Content-Oblivious Quality Measures and the Control of Academia (by Oded Goldreich)


The essay examines the common practice of relying on content-oblivious quantitative measures for the evaluation of the quality of academic research. It starts with a definition of these measures, while distinguishing the raw bibliographic data and the way it is processed (to obtain a numerical value). It exposes the hidden decisions that determine which pieces of data are used and how they are processed (i.e., which statistics is taken of it). Indeed, content-oblivious quantitative measures are obtained by an automatic processing of superficial parameters of scholarly work, and their claim for objectivity hides the arbitrariness of the decisions on which they are based, and does not allow to discuss these decisions.

The direct consequence of relying on content-oblivious quantitative measures is reaching uninformed decisions, since professional judgment that relates to the content is replaced by a superficial measure whose relevance to the questions at stake is highly questionable. The indirect consequences of relying on these measures are even more dangerous. This practice neglects the actual content while fetishizing quantity, it replaces the academic vocation by preparation for accounting, it oppresses intellectual curiosity, encourages manipulations, and reproduces power relations within scientific disciplines and between them. The content-oblivious quantitative measures are compatible with shifting the focus of evaluation from verifying the satisfaction of threshold criteria to ranking and forming a rigid hierarchy.

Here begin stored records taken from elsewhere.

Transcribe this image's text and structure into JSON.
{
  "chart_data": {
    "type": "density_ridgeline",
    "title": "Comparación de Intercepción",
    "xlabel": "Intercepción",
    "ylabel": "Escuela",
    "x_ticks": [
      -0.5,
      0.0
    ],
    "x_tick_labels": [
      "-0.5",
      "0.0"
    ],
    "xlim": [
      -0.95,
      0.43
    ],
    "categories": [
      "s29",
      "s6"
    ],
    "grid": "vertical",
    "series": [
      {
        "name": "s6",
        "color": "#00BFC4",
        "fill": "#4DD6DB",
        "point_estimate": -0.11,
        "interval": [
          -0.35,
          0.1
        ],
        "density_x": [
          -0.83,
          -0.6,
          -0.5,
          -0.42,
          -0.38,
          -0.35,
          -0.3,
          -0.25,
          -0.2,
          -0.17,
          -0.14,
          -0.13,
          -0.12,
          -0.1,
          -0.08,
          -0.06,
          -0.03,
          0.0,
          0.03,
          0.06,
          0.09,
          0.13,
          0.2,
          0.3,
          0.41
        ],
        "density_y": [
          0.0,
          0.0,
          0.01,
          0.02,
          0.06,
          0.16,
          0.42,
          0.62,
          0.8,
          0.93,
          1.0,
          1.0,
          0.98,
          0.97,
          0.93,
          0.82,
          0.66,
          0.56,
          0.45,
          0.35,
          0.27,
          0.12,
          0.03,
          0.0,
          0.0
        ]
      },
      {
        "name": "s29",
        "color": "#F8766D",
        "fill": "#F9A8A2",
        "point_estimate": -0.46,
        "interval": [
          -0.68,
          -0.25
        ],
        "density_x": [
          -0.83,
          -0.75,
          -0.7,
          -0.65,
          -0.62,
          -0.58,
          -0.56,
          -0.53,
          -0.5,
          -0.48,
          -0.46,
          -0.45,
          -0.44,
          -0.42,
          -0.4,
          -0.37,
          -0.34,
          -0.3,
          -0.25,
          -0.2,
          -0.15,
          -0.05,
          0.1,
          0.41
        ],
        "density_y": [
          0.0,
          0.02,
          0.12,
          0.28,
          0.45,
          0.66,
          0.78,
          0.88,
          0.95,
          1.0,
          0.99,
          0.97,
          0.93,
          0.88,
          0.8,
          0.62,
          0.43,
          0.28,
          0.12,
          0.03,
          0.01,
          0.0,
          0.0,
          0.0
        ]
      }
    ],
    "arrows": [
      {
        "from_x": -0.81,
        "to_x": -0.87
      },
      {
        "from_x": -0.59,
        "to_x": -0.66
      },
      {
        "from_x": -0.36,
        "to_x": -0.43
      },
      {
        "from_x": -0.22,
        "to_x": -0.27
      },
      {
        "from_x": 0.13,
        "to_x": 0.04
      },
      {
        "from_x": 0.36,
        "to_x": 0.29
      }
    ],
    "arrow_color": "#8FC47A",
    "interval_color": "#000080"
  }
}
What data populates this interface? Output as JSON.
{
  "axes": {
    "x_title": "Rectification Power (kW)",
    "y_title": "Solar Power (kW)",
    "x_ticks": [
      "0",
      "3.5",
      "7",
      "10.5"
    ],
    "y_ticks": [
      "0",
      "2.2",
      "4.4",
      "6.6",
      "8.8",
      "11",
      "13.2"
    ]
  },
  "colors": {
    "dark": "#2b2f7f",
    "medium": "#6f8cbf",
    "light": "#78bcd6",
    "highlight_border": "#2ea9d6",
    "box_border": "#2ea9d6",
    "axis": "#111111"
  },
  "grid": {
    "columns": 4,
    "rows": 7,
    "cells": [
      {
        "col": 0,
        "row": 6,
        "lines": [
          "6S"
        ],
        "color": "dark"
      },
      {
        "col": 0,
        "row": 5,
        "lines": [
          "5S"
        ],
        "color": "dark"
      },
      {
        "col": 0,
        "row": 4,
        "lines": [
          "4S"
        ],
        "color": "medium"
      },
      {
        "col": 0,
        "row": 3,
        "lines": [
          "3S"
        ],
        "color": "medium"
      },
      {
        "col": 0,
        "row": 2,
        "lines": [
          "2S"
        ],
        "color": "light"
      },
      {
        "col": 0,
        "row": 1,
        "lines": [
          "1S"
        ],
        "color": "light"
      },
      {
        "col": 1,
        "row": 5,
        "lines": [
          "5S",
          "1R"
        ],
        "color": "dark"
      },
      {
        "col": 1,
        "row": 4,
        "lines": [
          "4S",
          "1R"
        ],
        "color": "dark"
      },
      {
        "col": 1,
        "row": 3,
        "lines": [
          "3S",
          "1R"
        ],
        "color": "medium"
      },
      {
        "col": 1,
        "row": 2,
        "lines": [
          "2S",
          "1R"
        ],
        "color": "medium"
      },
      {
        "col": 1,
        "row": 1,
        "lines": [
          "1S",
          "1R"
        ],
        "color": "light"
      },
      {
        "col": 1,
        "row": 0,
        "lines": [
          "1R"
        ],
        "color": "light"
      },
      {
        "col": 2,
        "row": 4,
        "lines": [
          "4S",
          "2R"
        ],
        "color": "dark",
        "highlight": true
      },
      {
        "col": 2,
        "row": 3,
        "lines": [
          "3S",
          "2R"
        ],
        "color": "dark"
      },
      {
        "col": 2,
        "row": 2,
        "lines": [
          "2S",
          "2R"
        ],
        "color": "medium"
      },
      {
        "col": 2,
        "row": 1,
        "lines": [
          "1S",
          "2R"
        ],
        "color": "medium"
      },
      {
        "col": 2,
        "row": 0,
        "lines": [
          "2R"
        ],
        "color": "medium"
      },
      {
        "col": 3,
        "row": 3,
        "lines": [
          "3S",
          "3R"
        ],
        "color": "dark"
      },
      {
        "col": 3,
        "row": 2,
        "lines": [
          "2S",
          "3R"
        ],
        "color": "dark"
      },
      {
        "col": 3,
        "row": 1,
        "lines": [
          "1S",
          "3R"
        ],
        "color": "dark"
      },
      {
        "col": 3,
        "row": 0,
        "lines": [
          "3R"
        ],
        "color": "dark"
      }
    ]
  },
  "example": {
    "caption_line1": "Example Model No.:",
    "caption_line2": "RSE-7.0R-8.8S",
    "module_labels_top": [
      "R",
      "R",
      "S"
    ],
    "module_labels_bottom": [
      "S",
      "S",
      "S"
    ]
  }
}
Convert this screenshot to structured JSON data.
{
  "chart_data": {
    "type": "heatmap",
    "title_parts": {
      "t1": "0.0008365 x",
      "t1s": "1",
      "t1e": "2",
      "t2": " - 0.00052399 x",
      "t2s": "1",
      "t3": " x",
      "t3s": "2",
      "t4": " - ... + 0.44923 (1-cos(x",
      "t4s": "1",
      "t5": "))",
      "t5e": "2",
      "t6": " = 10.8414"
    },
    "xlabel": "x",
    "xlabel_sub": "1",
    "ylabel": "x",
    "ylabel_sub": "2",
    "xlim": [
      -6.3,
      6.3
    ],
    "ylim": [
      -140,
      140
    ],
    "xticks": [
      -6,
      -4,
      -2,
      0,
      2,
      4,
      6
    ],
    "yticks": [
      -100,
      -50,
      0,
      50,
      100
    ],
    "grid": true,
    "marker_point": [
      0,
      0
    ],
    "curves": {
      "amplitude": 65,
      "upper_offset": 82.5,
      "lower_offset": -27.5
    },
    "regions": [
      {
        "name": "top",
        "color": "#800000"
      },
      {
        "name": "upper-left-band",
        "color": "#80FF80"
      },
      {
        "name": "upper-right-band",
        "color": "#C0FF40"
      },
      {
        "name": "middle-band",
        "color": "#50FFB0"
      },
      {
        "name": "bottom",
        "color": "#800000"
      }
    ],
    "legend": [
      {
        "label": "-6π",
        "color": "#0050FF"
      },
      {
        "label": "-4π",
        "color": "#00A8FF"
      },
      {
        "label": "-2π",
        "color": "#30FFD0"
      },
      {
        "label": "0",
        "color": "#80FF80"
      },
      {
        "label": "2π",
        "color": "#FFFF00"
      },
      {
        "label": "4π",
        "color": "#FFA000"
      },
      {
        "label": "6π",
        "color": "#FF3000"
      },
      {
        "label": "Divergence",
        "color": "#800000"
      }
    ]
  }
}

The essay presents several explanations for the popularity of these content-oblivious quantitative measures: They fit the neo-liberal order and its preference for standardized regulation procedures; they carry a seductive promise of objectivity (which is extremely tempting to modern science); they serve opportunism (in the form of intellectual laziness and escaping responsibility); they empower the academic-managerial class by providing it with mechanisms for control of the academic works (by subjecting scientific knowledge to managerial knowledge); they facilitate diffusion of business attitudes to the academic world and the domination of scientific content by (bibliometric) technology. All these phenomena are related to the rise of a new political and scientific order in which a tighter control of academia plays an important role.